GOOGLE is expected to ring in the new year by unveiling its own smartphone, the Nexus One, in a bid to expand its powerful web brand in the booming mobile arena.
The internet search and advertising giant has already gained a foothold in the market with its Android mobile operating system, featured in a number of phones starting with T-Mobile's G1 in October 2008 and more recently with the Droid from Motorola.
But the Nexus One, designed by Taiwanese handset maker HTC, represents a significant departure in that Google is expected to sell the Google-branded phone directly to consumers who will not be tied to any one telecom carrier.
Apple's popular iPhone, for example, is available exclusively in the United States through AT&T, but buyers of the "Google phone" will reportedly have their choice of wireless carriers.
Technology blog Gizmodo, citing leaked documents, said the Nexus One would cost $US530 ($A5947)"unlocked" - meaning it isn't tied to a specific carrier - or $US180 ($A202) with a two-year service agreement with T-Mobile, a subsidiary of Germany's Deutsche Telekom AG.
Google has been coy about any plans to jump headfirst into the fast-growing smartphone market, dropping hints but not confirming its intentions outright.
Agence France-Presse and other media outlets have been invited to a press event on Tuesday at Google headquarters in Mountain View, California, billed only as an "Android press gathering".
"With the launch of the first Android-powered device just over a year ago, we've seen how a powerful, open platform can spur mobile product innovation," the invitation said. "And this is just the beginning of what's possible."
Google provided no further details about the event, whose timing appears to be an attempt to upstage the Consumer Electronics Show, the annual technology extravaganza which opens in Las Vegas on January 7.
Among the hints dropped by Google was a blog post last month in which the company said employees were testing a mobile product internally in an exercise known in the industry as "dogfooding".
Google's plunge into the smartphone market has drawn a mixed reaction.
"It looks like Google is moving to see if they can do the Apple thing," said analyst Rob Enderle, of Enderle Group in Silicon Valley, in a reference to the iPhone, which has enjoyed phenomenal success since it was introduced in 2007.
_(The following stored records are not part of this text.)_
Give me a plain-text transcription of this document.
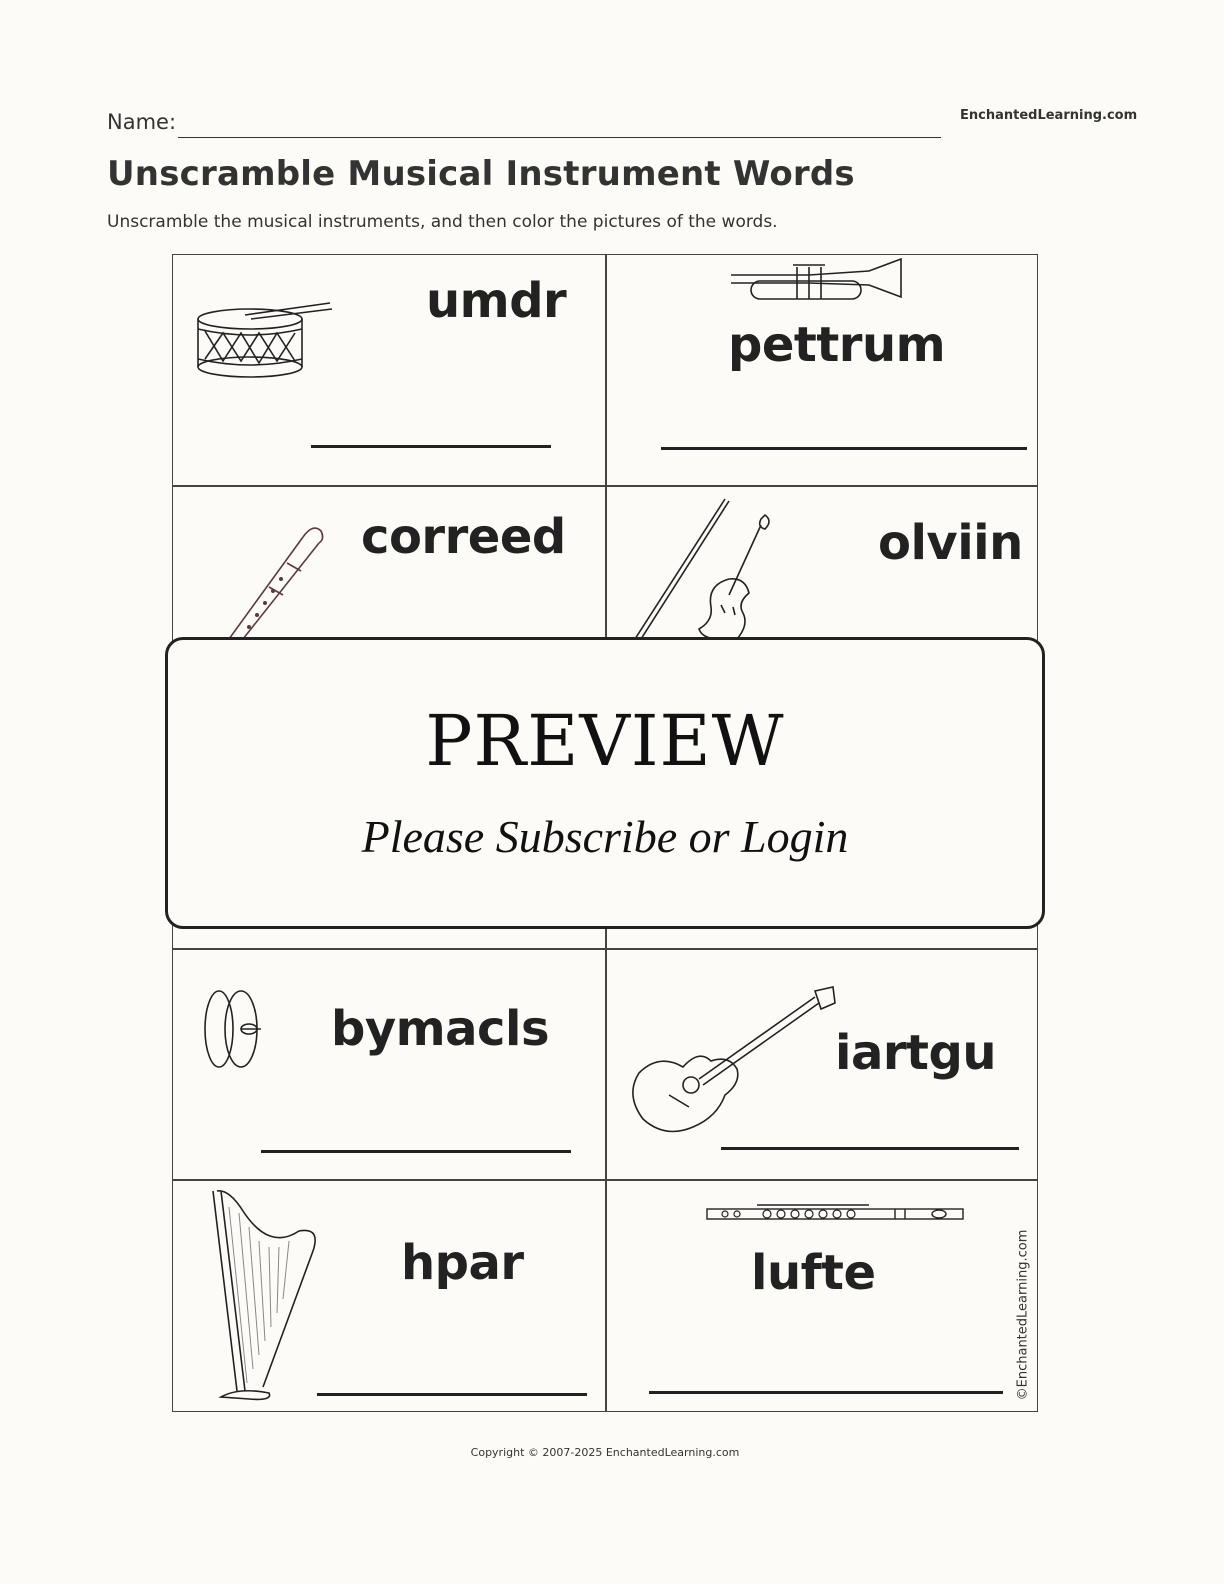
Name:	EnchantedLearning.com
Unscramble Musical Instrument Words
Unscramble the musical instruments, and then color the pictures of the words.
umdr
pettrum
correed	olviin
bymacls	iartgu
hpar	lufte
PREVIEW
Please Subscribe or Login
©EnchantedLearning.com
Copyright © 2007-2025 EnchantedLearning.com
Pointing to Google's $US750 million ($A840 million) acquisition of mobile advertising company AdMob in November, a number of analysts said Google hopes to replicate its web advertising success in the mobile space.
Not all are convinced by the wisdom of the move.
"For Google to go into the business of selling phones just doesn't make a whole lot of sense," Gartner analyst Van Baker said.
"Just coming out with a high-end phone really doesn't buy you much," Baker said.
"You'd be hard pressed to come up with enough revenue from pushing ads to pay for the phone service."
Ovum research fellow Jonathan Yarmis said Google will have to walk a fine line between marketing its own smartphone and being a supportive partner for the growing number of firms making their own handsets based on Android.
Although Android's share of the US smartphone market is relatively small, it has doubled in the past year to 3.5 per cent in October, according to comScore, and Gartner predicts Android-based smartphones will capture 14 per cent of the global market by the year 2012.